I just submitted the first two chapters of my thesis yesterday. Initially I felt quite good about it, and the meeting with the advisor went well — in fact it never went bad because my advisor is someone who is very knowledgeable and very diplomatic, and most of the time he trusts me to work on my own as long as I provide monthly progress and talk to him if I have some problems, which I often do. However, I felt I am somewhat taken aback by his comment during this meeting.
He said, “What happened? You have been slow.”
I walked out of the meeting trying to reassess why the comment made me uncomfortable. As with many criticisms I have received, my initial reaction was to never take things personally and check myself. I was reminded of working days and nights, and sometimes weekends, and I could not remember if there was a time that I didn’t think of my research, which sometimes sent me whipping out my Moleskine out of nowhere to jot down random notes. The only thing which I hadn’t done much last year, and to be honest only having found the courage to start significantly this year — is writing. And I think of academia (in fact, other industries as well) measure one’s success less by progress and quality and more by one standardised yardstick, which is often output/writing/research and the quantity of them.

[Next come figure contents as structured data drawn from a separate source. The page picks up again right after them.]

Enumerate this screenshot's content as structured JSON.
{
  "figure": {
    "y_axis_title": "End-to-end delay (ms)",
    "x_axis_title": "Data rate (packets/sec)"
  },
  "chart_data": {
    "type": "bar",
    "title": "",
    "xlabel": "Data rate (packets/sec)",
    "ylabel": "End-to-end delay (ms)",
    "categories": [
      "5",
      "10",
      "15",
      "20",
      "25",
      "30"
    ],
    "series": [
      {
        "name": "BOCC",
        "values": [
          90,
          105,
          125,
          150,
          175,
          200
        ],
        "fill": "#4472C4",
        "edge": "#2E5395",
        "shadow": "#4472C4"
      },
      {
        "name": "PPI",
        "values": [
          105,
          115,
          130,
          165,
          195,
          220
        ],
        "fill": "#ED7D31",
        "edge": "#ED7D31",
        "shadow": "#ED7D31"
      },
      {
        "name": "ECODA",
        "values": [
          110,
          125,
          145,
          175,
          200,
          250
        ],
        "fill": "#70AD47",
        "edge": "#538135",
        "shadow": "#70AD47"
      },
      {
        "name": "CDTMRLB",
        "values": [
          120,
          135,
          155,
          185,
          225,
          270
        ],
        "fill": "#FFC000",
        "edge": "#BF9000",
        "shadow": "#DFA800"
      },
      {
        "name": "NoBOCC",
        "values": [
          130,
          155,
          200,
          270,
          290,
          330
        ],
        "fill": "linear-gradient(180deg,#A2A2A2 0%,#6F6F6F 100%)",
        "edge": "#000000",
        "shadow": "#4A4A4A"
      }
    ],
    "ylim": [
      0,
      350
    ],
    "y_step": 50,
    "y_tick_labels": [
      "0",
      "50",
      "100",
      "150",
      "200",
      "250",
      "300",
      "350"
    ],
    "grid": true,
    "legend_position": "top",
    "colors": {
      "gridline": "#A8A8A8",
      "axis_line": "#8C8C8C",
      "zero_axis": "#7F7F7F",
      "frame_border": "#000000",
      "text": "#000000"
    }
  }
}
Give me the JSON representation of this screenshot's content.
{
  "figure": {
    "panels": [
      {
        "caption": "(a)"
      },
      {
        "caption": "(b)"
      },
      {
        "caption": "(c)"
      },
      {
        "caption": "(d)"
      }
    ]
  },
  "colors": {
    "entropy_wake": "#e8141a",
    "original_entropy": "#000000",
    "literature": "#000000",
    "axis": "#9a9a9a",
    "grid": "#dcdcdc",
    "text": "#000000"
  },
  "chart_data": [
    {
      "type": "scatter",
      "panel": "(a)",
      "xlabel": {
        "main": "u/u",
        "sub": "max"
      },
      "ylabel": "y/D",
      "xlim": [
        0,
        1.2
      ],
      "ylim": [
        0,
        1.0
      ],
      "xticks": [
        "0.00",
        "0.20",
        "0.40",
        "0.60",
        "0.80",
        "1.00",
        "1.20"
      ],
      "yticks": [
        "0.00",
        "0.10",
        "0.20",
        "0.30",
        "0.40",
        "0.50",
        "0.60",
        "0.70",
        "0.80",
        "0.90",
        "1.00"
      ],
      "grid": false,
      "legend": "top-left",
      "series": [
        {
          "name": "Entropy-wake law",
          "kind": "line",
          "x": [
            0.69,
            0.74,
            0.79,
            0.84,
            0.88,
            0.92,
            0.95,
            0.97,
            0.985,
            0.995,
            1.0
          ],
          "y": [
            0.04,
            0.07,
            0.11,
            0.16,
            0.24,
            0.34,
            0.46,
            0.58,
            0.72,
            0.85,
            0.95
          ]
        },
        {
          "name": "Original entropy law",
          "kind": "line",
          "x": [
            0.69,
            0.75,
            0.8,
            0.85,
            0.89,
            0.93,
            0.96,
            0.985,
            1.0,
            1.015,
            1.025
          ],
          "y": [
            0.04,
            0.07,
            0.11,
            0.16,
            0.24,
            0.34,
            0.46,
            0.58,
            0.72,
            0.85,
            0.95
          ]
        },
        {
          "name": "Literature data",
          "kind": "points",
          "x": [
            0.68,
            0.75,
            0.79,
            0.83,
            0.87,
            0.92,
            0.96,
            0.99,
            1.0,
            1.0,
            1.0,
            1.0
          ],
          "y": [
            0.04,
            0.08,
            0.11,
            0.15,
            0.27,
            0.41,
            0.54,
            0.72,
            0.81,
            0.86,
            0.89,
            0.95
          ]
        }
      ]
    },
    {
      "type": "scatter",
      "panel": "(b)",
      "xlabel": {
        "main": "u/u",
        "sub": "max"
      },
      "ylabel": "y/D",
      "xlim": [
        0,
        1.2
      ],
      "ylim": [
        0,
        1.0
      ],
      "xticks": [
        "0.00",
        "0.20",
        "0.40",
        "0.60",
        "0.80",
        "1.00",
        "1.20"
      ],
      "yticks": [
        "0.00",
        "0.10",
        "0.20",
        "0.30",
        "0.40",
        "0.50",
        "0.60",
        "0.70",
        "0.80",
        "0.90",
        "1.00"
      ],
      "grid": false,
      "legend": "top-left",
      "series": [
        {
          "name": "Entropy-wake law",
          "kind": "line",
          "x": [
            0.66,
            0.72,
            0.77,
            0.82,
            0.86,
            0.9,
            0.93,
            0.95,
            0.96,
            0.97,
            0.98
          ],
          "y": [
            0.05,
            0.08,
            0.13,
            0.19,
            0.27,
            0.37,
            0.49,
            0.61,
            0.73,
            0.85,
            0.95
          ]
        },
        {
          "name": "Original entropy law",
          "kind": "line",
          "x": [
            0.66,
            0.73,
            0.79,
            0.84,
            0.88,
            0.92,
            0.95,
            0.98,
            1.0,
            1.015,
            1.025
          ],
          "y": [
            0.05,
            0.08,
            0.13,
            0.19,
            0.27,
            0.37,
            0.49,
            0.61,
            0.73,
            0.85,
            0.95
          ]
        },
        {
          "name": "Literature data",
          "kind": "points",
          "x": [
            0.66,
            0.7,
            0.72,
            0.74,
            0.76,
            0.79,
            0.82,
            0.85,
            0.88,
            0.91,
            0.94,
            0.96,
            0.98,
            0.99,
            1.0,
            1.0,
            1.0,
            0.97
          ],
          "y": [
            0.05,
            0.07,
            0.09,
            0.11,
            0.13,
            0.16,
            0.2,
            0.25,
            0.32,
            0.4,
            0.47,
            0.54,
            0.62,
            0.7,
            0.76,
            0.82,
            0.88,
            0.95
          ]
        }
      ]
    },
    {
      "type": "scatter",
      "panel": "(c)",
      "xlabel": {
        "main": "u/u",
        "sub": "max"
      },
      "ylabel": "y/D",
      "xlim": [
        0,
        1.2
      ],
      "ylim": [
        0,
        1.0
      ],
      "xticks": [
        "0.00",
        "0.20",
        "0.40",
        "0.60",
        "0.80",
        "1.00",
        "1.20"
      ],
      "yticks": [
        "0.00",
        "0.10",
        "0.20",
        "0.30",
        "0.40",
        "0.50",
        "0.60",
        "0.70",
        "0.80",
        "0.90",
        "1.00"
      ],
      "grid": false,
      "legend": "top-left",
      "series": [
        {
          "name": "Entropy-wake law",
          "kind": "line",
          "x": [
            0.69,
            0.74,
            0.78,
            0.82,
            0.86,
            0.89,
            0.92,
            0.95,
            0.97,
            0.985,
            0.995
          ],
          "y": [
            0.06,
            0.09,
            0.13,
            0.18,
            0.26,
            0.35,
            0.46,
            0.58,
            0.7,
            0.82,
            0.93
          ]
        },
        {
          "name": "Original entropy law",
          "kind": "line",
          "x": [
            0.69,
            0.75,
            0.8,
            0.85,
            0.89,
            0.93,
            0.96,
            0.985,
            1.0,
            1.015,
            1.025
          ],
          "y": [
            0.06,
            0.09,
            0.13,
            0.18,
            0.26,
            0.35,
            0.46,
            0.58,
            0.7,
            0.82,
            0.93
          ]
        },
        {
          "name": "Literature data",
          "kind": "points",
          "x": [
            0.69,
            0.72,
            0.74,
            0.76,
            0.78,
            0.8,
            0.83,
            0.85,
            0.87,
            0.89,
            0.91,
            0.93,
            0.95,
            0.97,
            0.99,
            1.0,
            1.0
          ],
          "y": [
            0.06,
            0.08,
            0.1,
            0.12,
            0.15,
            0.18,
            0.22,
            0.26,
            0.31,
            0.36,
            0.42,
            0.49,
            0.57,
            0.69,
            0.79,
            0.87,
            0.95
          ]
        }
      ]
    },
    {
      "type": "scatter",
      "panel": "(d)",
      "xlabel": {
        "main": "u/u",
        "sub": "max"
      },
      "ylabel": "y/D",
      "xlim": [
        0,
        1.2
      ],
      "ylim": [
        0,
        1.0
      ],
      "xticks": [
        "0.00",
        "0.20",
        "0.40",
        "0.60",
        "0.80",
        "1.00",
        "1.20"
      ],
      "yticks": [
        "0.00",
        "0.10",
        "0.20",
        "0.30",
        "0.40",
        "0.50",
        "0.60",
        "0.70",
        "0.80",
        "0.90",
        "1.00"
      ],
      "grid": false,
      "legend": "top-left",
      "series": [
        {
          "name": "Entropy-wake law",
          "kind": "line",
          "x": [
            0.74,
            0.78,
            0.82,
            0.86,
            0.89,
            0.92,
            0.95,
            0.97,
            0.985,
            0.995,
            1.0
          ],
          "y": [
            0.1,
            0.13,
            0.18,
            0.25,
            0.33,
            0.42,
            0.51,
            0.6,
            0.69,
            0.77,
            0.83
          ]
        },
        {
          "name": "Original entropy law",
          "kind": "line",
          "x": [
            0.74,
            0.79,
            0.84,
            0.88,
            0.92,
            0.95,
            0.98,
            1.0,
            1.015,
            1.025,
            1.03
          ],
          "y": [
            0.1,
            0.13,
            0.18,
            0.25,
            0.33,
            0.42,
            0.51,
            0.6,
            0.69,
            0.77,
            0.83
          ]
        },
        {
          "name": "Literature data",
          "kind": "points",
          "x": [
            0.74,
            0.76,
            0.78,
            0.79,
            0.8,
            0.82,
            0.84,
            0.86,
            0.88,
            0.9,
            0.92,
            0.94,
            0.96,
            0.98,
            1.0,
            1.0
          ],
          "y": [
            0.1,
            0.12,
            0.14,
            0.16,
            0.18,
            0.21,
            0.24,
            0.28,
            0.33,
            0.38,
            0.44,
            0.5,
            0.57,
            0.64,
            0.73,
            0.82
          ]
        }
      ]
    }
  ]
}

I think of how many times my university colleagues were complaining of their papers being rejected multiple times, as their motivations wane.
Walt Whitman, in Leaves of Grass wrote that criticism could be stronger than praise:
Have you learn’d lessons only of those who admired you and were tender with you? and stood aside for you?
Have you not learn’d great lessons from those who reject you, and brace themselves against you? or who treat you with contempt, or dispute the passage with you?
Besides, artist, human rights activist, and authority-provocateur Ai Weiwei also had been saying:
Criticism and finding trouble is, in the Chinese context, a positive, creative act.
As I sat down and contemplated this, I learned that I should not dismiss criticism entirely and take it something I can learn, and probably take it as a challenge? My advisor’s challenge to me is to finish the thesis this year, which has been in my plan already — and one that I am ready to embark on.